Our desire with the Fireball Foundation is to have an organization that is completely focused on providing information on care givers and those with dementia that enables them to make decisions. In our view, providing information through trusted resources is a form of support. I doubt we’ll ever fund or work to organize a support group anywhere because it’s already being done.
A couple days ago, I twittered that the best way to accomplish a mission is through collaboration, co-opitition and competition. Having our own foundation allows for all three to occur when the moments are right. We’ll provide money or supporting services when the situation calls for it. We’ll be frenemies (competition working together) – our charity working with nursing homes to provide the very best care possible, and we’ll compete to ensure good, accurate data that isn’t beholden to any special interests are released to the public.

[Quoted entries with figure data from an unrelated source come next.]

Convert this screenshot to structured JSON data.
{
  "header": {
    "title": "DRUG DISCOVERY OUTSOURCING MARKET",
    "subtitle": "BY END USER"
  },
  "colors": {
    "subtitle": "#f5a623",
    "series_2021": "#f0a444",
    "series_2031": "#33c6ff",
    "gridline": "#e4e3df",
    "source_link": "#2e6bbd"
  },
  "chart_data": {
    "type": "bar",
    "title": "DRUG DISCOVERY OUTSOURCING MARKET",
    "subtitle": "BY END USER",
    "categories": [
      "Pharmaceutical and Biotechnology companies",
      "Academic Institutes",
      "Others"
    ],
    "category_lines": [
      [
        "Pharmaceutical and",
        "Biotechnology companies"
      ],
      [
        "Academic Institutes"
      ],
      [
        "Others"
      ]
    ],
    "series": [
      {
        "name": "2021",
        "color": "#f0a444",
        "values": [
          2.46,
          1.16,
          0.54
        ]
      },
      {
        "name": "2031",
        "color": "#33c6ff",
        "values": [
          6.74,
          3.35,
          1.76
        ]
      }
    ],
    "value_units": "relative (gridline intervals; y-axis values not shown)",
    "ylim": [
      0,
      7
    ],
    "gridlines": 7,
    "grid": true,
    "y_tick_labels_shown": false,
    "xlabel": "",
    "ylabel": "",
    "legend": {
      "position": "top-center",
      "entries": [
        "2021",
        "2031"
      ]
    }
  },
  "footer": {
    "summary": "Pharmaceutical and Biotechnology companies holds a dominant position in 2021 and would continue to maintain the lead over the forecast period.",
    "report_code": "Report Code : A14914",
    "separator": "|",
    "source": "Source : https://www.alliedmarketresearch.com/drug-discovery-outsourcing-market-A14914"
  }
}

Fireball was formed because the information Alissa, Grandma and I found when doing research to make decisions for Grandpa’s care facility were lacking. We had no idea which nursing homes were good and which ones were bad. The representative from the Alzheimer’s Association, nor the representative from the AARP could give us any indication on which ones were good and bad. I still remember the only thing the AARP representative wanted to do was sell us insurance.
In fact, even today, despite the new 5 Star Nursing Home Rating System from Medicare, the Alzheimer’s Association doesn’t list it on their website.
Normal commerce thrives with competition and more entries into the market place; so why not in charitable situations?